First the filter is defined that uses value saved in thread-local storage and injects it into the LogRecord. There will be logs that originated within the service and thus will not have the Correlation-Id header. They are marked with ‘Internal’ label.

DEFAULT_LOGGING = {
    ...
    'filters': {
        'correlation_filter': {
            '()': InjectingFilter
        }
    },
    'formatters': {
        'default': {
            'format': ('%(corrId)s - %(asctime)s - %(filename)s - '
                       '%(funcName)s - %(message)s')
        }
    },
    'handlers': {
        'console': {
            'level': 'DEBUG',
            'class': 'logging.StreamHandler',
            'formatter': 'default',
            'filters': ['correlation_filter']
        },
    }
    ...
}

This config includes all the needed details. New filter is defined with the name ‘correlation_filter’. Formatter configuration makes use of the header value injected into LogRecord. Lastly, the handler configuration ties it together with StreamHandler. Logging now can be used as seen in examples, by calling all the regular functions from logging module.

import logging
logger = logging.getLogger(__name__)

logger.debug('corrID %s extracted', tlocal.corr_id)
logger.debug('Removing corrID %s from thread local storage', tlocal.corr_id)
logger.info('User created')

In first two examples thread-local is used explicitly as it is passed into a string. Third example is just a plain simple log that you would see in every application. What is interesting is the output that goes into the log file or in this case the terminal.

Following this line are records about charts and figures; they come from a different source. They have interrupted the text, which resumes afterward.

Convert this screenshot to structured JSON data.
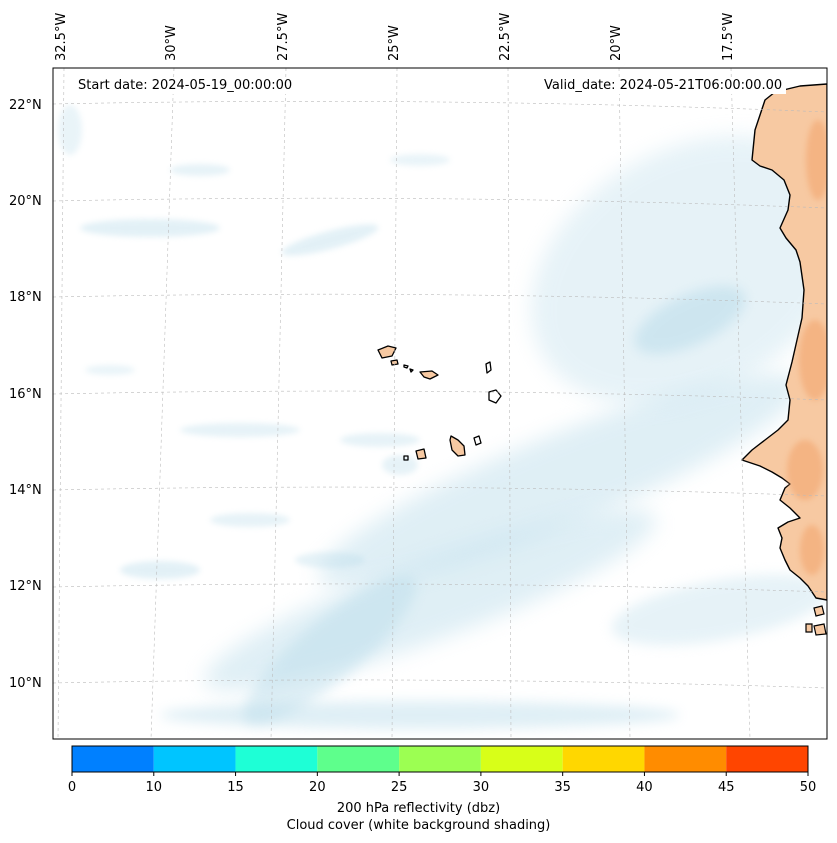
{
  "map": {
    "start_label": "Start date: 2024-05-19_00:00:00",
    "valid_label": "Valid_date: 2024-05-21T06:00:00.00",
    "longitude_labels": [
      "32.5°W",
      "30°W",
      "27.5°W",
      "25°W",
      "22.5°W",
      "20°W",
      "17.5°W"
    ],
    "latitude_labels": [
      "22°N",
      "20°N",
      "18°N",
      "16°N",
      "14°N",
      "12°N",
      "10°N"
    ],
    "land_color": "#f7c9a2",
    "cloud_color": "#b9dcea",
    "coast_color": "#000000"
  },
  "colorbar": {
    "ticks": [
      "0",
      "10",
      "15",
      "20",
      "25",
      "30",
      "35",
      "40",
      "45",
      "50"
    ],
    "colors": [
      "#0080ff",
      "#00c5ff",
      "#1effd6",
      "#5eff8c",
      "#9cff52",
      "#d8ff18",
      "#ffd700",
      "#ff8c00",
      "#ff4500"
    ],
    "title": "200 hPa reflectivity (dbz)",
    "subtitle": "Cloud cover (white background shading)"
  }
}
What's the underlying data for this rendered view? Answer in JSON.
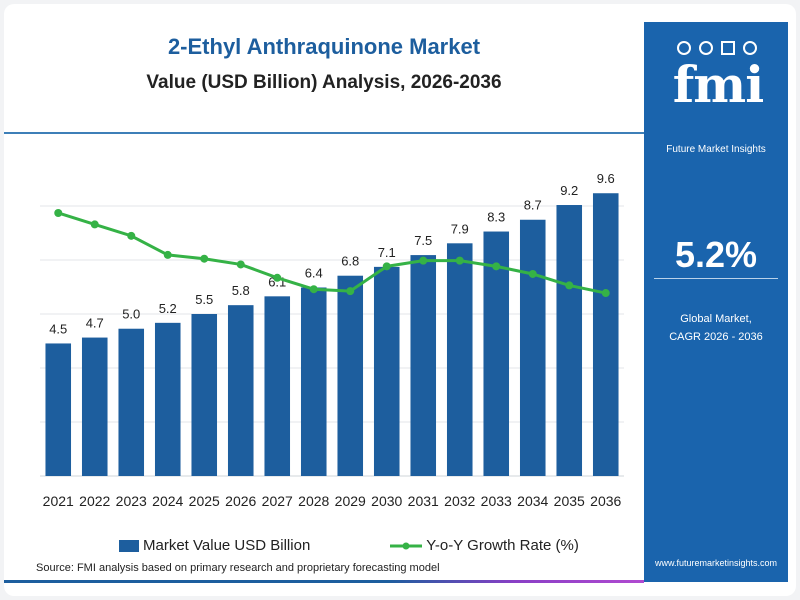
{
  "title": "2-Ethyl Anthraquinone Market",
  "subtitle": "Value (USD Billion) Analysis, 2026-2036",
  "chart_data": {
    "type": "bar",
    "categories": [
      "2021",
      "2022",
      "2023",
      "2024",
      "2025",
      "2026",
      "2027",
      "2028",
      "2029",
      "2030",
      "2031",
      "2032",
      "2033",
      "2034",
      "2035",
      "2036"
    ],
    "series": [
      {
        "name": "Market Value USD Billion",
        "type": "bar",
        "values": [
          4.5,
          4.7,
          5.0,
          5.2,
          5.5,
          5.8,
          6.1,
          6.4,
          6.8,
          7.1,
          7.5,
          7.9,
          8.3,
          8.7,
          9.2,
          9.6
        ],
        "labels": [
          "4.5",
          "4.7",
          "5.0",
          "5.2",
          "5.5",
          "5.8",
          "6.1",
          "6.4",
          "6.8",
          "7.1",
          "7.5",
          "7.9",
          "8.3",
          "8.7",
          "9.2",
          "9.6"
        ],
        "color": "#1d5e9e"
      },
      {
        "name": "Y-o-Y Growth Rate (%)",
        "type": "line",
        "values": [
          6.9,
          6.6,
          6.3,
          5.8,
          5.7,
          5.55,
          5.2,
          4.9,
          4.85,
          5.5,
          5.65,
          5.65,
          5.5,
          5.3,
          5.0,
          4.8
        ],
        "color": "#35b246"
      }
    ],
    "ylim": [
      0,
      11
    ],
    "line_ylim": [
      0,
      8.5
    ],
    "grid": true,
    "legend": "bottom"
  },
  "legend": {
    "bar_label": "Market Value USD Billion",
    "line_label": "Y-o-Y Growth Rate (%)"
  },
  "source": "Source: FMI analysis based on primary research and proprietary forecasting model",
  "panel": {
    "logo": "fmi",
    "brand": "Future Market Insights",
    "cagr_value": "5.2%",
    "cagr_label_1": "Global Market,",
    "cagr_label_2": "CAGR 2026 - 2036",
    "website": "www.futuremarketinsights.com",
    "bg_color": "#1a64ad"
  }
}
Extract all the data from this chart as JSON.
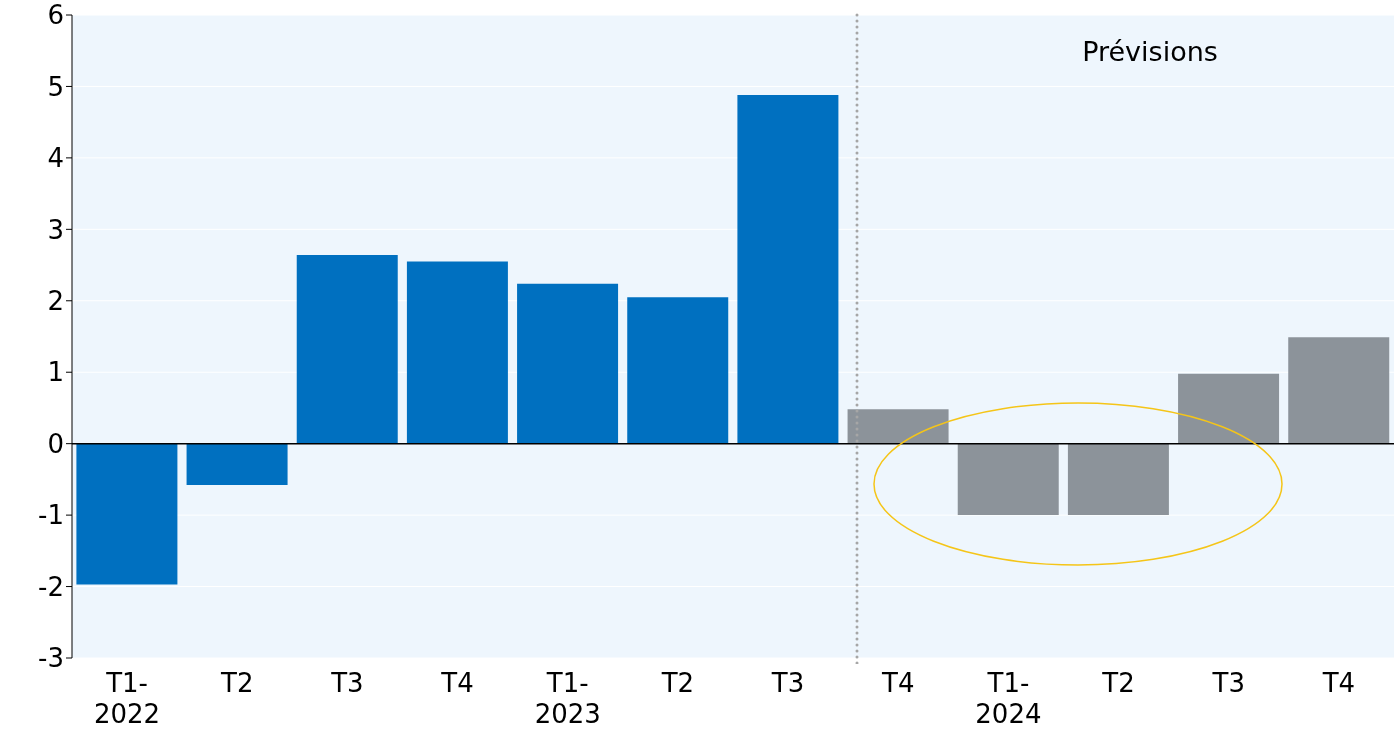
{
  "chart_data": {
    "type": "bar",
    "categories": [
      "T1-\n2022",
      "T2",
      "T3",
      "T4",
      "T1-\n2023",
      "T2",
      "T3",
      "T4",
      "T1-\n2024",
      "T2",
      "T3",
      "T4"
    ],
    "values": [
      -1.97,
      -0.58,
      2.64,
      2.55,
      2.24,
      2.05,
      4.88,
      0.48,
      -1.0,
      -1.0,
      0.98,
      1.49
    ],
    "colors": [
      "#0070c0",
      "#0070c0",
      "#0070c0",
      "#0070c0",
      "#0070c0",
      "#0070c0",
      "#0070c0",
      "#8c939a",
      "#8c939a",
      "#8c939a",
      "#8c939a",
      "#8c939a"
    ],
    "ylim": [
      -3,
      6
    ],
    "yticks": [
      -3,
      -2,
      -1,
      0,
      1,
      2,
      3,
      4,
      5,
      6
    ],
    "grid": "y",
    "annotations": [
      "Prévisions"
    ]
  }
}
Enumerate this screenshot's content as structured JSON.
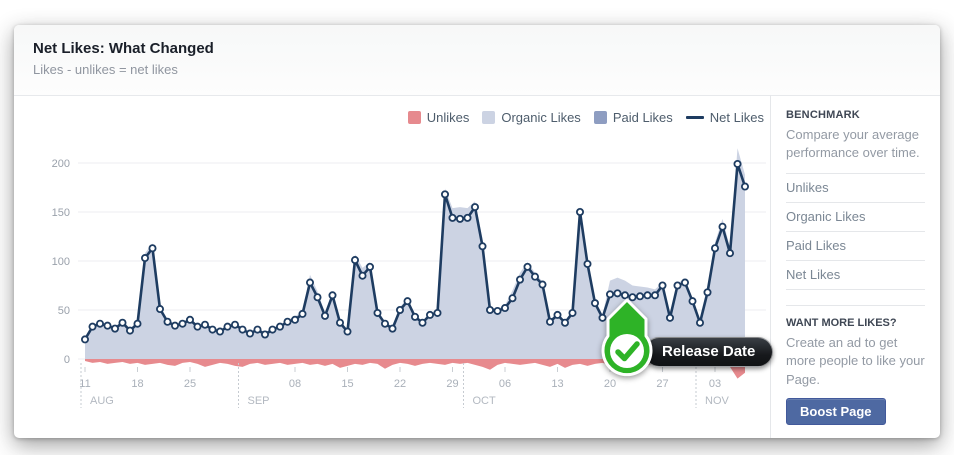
{
  "header": {
    "title": "Net Likes: What Changed",
    "subtitle": "Likes - unlikes = net likes"
  },
  "legend": [
    {
      "label": "Unlikes",
      "color": "#e68a8e",
      "type": "swatch"
    },
    {
      "label": "Organic Likes",
      "color": "#ccd3e3",
      "type": "swatch"
    },
    {
      "label": "Paid Likes",
      "color": "#8e9dc1",
      "type": "swatch"
    },
    {
      "label": "Net Likes",
      "color": "#1e3c61",
      "type": "line"
    }
  ],
  "annotation": {
    "tooltip": "Release Date",
    "icon": "check"
  },
  "chart_data": {
    "type": "area",
    "title": "Net Likes: What Changed",
    "x_start": "Aug 11",
    "x_end": "Nov 7",
    "ylim": [
      -30,
      220
    ],
    "yticks": [
      0,
      50,
      100,
      150,
      200
    ],
    "grid": true,
    "legend_position": "top-right",
    "colors": {
      "unlikes": "#e78a8e",
      "organic": "#ccd3e3",
      "paid": "#8e9dc1",
      "net": "#1e3c61"
    },
    "net_likes": [
      20,
      33,
      36,
      34,
      31,
      37,
      29,
      36,
      103,
      113,
      51,
      38,
      34,
      36,
      40,
      33,
      35,
      30,
      28,
      33,
      35,
      30,
      26,
      30,
      25,
      30,
      33,
      38,
      40,
      46,
      78,
      63,
      44,
      65,
      37,
      28,
      101,
      85,
      94,
      47,
      36,
      31,
      50,
      59,
      43,
      37,
      45,
      47,
      168,
      144,
      143,
      144,
      155,
      115,
      50,
      49,
      52,
      62,
      81,
      94,
      84,
      76,
      38,
      45,
      37,
      47,
      150,
      97,
      57,
      42,
      66,
      67,
      65,
      63,
      64,
      65,
      65,
      75,
      42,
      75,
      78,
      59,
      37,
      68,
      113,
      135,
      108,
      199,
      176
    ],
    "organic_likes": [
      22,
      35,
      38,
      36,
      33,
      39,
      31,
      38,
      108,
      118,
      54,
      40,
      36,
      38,
      42,
      35,
      37,
      32,
      30,
      35,
      37,
      32,
      28,
      32,
      27,
      32,
      35,
      40,
      43,
      50,
      86,
      69,
      47,
      68,
      39,
      30,
      107,
      93,
      99,
      50,
      38,
      33,
      53,
      62,
      45,
      39,
      47,
      50,
      174,
      154,
      155,
      154,
      161,
      123,
      53,
      51,
      55,
      70,
      88,
      99,
      88,
      79,
      40,
      47,
      39,
      50,
      156,
      105,
      60,
      45,
      80,
      83,
      80,
      75,
      74,
      73,
      71,
      78,
      44,
      78,
      81,
      62,
      39,
      71,
      119,
      143,
      114,
      215,
      188
    ],
    "unlikes": [
      -2,
      -4,
      -3,
      -5,
      -4,
      -3,
      -5,
      -4,
      -6,
      -5,
      -4,
      -6,
      -7,
      -4,
      -3,
      -5,
      -8,
      -6,
      -4,
      -5,
      -7,
      -8,
      -5,
      -4,
      -6,
      -5,
      -4,
      -6,
      -5,
      -4,
      -6,
      -5,
      -7,
      -5,
      -9,
      -7,
      -5,
      -6,
      -4,
      -5,
      -10,
      -6,
      -4,
      -5,
      -7,
      -5,
      -4,
      -5,
      -6,
      -4,
      -5,
      -4,
      -6,
      -8,
      -11,
      -6,
      -4,
      -5,
      -6,
      -5,
      -4,
      -6,
      -8,
      -5,
      -9,
      -6,
      -5,
      -7,
      -5,
      -4,
      -6,
      -5,
      -4,
      -6,
      -8,
      -6,
      -5,
      -4,
      -7,
      -5,
      -4,
      -6,
      -5,
      -7,
      -5,
      -6,
      -8,
      -20,
      -14
    ],
    "week_ticks": [
      {
        "i": 0,
        "label": "11"
      },
      {
        "i": 7,
        "label": "18"
      },
      {
        "i": 14,
        "label": "25"
      },
      {
        "i": 28,
        "label": "08"
      },
      {
        "i": 35,
        "label": "15"
      },
      {
        "i": 42,
        "label": "22"
      },
      {
        "i": 49,
        "label": "29"
      },
      {
        "i": 56,
        "label": "06"
      },
      {
        "i": 63,
        "label": "13"
      },
      {
        "i": 70,
        "label": "20"
      },
      {
        "i": 77,
        "label": "27"
      },
      {
        "i": 84,
        "label": "03"
      }
    ],
    "month_separators": [
      {
        "i": 0,
        "label": "AUG"
      },
      {
        "i": 21,
        "label": "SEP"
      },
      {
        "i": 51,
        "label": "OCT"
      },
      {
        "i": 82,
        "label": "NOV"
      }
    ]
  },
  "benchmark": {
    "heading": "BENCHMARK",
    "description": "Compare your average performance over time.",
    "options": [
      "Unlikes",
      "Organic Likes",
      "Paid Likes",
      "Net Likes"
    ]
  },
  "promo": {
    "heading": "WANT MORE LIKES?",
    "description": "Create an ad to get more people to like your Page.",
    "button": "Boost Page"
  }
}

# Making request with lovely httpie
http https://the.web.app Correlation-Id:123456

123456 - 2016-05-16 21:26:31,448 - log.py - process_request - corrID 123456 extracted
123456 - 2016-05-16 21:26:34,309 - log.py - process_response - Removing corrId from threa-local storage
123456 - 2016-05-16 21:26:35,042 - user.py - create - User created

As we can see, the Correlation-Id is silently added to our LogRecord objects and included in the log. In the case with many simultaneous requests, the log can be filtered and does not need any special machinery; pure grep will do the trick if you don’t have access to mentioned earlier elk.

The conclusion

There are no one size fits all solutions or at least I don’t think there are. You could provide libraries to cover handling of the headers on framework level, on server level, log configurations etc. But there are many ways to approach this, for example instead of having a middleware on framework level you could create one for wsgi. It would save you time writing a framework specific solution but it would tie you to wsgi (which could be beneficial for some users). This is why I believe there is no off the shelf solution. I definitely recommend implementing the proposed solution. I’ll stress this again, it is a custom solution. The road to the goal will be a bit rocky, full of surprises but definitely will teach you something new.